In mid-November, Dr. Leana S. Wen, a health writer for the Washington Post, offered her four major concerns about Avian Flu.
- Many human cases exist but are only found by accident while checking for other viral infections.
- The gene sequencing of human cases suggests mutations to types more infectious to humans.
- Many human cases have no farm animal exposure suggesting they caught it from another human or a pet.
The McDuie wildlife article only references “informing wildlife management” but informing is a prerequisite to acting including the use of hunting effort, hazing, precautions around backyard bird feeding near poultry, small poultry farmers, bird fanciers, or pigeon racers, pet stores, and habitat manipulation to reduce the concentrations of waterfowl in key staging areas. Some systematic sampling for baseline occurrence in hunters’ bags or wild flocks would improve tracking any disease resistance within waterfowl or possible population reductions of some flocks.

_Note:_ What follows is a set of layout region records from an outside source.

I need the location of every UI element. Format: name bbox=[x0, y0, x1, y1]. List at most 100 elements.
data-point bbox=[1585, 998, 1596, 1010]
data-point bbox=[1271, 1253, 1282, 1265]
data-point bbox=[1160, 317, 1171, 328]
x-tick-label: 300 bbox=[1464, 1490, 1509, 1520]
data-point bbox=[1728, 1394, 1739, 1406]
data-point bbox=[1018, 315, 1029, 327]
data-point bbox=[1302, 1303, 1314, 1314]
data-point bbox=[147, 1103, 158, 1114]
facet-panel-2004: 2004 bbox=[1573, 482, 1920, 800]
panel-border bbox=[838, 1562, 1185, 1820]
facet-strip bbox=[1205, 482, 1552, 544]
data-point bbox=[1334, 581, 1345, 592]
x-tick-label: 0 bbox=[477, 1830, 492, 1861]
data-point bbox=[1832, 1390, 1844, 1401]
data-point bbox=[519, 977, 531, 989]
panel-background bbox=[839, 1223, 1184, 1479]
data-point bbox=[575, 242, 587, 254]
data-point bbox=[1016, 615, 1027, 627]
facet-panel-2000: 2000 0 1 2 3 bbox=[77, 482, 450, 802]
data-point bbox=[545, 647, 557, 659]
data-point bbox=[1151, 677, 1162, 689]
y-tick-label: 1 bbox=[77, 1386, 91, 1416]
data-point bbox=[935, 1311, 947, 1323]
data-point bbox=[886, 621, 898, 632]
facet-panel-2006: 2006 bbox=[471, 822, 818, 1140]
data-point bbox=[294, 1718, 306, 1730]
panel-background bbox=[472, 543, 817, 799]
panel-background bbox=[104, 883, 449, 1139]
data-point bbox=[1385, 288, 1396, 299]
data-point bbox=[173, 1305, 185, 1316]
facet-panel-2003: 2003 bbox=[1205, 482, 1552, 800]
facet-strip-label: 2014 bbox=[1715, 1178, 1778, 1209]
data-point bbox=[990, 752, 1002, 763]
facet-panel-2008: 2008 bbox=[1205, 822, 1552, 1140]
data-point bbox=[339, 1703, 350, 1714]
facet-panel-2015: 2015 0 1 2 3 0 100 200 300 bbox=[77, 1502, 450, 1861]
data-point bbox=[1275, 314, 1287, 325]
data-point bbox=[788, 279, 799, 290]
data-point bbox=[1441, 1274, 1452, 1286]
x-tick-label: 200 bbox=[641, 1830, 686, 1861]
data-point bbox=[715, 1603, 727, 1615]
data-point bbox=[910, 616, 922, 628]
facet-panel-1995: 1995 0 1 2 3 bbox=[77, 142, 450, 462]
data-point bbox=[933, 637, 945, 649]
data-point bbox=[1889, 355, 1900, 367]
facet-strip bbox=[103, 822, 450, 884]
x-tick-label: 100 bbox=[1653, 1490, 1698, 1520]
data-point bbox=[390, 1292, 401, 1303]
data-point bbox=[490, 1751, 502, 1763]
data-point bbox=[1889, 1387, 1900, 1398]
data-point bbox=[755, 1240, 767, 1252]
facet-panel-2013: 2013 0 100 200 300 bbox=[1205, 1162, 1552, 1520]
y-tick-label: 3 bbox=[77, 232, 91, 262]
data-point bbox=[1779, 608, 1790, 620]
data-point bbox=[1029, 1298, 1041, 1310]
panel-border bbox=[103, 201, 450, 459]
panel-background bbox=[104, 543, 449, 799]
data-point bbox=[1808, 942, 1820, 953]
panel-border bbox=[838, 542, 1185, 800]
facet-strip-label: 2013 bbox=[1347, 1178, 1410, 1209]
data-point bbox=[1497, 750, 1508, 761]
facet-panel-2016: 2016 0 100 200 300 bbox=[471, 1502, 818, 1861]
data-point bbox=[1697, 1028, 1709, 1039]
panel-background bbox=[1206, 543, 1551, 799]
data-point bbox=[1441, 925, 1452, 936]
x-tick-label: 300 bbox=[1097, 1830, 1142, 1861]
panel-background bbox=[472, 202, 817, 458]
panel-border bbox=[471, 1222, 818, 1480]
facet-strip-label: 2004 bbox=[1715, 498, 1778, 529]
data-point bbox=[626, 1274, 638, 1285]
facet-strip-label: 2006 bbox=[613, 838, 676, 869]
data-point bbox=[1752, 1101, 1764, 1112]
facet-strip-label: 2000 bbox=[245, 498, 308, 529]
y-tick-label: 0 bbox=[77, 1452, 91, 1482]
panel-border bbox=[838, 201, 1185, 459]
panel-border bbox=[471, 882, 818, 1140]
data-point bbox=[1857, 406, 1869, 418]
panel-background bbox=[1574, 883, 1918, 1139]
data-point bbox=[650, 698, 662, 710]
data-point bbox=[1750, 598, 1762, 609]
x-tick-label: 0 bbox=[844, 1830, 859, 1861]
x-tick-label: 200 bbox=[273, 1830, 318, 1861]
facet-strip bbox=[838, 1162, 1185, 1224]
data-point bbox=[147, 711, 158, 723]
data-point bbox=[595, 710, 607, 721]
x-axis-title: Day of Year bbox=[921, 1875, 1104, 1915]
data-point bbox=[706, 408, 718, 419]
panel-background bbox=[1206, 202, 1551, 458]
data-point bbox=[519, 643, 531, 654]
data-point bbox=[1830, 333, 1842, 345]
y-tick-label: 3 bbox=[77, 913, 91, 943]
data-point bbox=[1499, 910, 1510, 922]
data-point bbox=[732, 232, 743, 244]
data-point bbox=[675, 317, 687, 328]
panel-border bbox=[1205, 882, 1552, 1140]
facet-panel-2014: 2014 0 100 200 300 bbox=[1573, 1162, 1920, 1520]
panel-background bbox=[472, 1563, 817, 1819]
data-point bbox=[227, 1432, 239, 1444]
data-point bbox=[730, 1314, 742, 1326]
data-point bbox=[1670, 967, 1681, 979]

Whereas waterfowl are abundant and diverse, so are raptors (hawks, owls eagles, and vultures); another grouping of migratory birds susceptible to Avian Flu variants. Raptors all consume other birds which would likely increase their exposure risks. Carrion feeders, like the endangered California Condor, may also have higher exposure risks. Condor numbers hover around 300 individuals in the United States. Other rare birds such as Canada’s sage grouse, Trumpeter Swans, and Whooping Cranes occur near waterfowl concentrations on prairies and potholes which could lead to higher exposure risks. Rare species may be disproportionally de-populated.
Some have speculated that climate change that allows the distributional spread of skunks and raccoons, as well as omnivorous feral pigs, might amplify risks because they all readily consume sick birds and could play a role in bird-carnivore- livestock-human transmission.
Several hunting dogs have been affected by H5N1 though no symptoms were evident. House cats allowed to freely pursue birds also share increased risks of exposure, possibly increasing the [currently low] risk of transference to human owners.
From the Covid experience, we learned much about the waste of public resources over public hysteria and wild speculations posed as “truth”. Whether H5N1 reaches pandemic status or not will only become evident with time. We can, however, expect subsequent pandemics and careful examination of risks, possible transmission avenues, and the relative roles that humans, livestock, and wild animals play need to be disentangled so management can build barriers, prevention strategies, and cures.
Finally, although vaccinations are controversial and politically charged, the biology of viruses suggests reason to expect that partial protection from H5N1 may come from seasonal flu immunizations.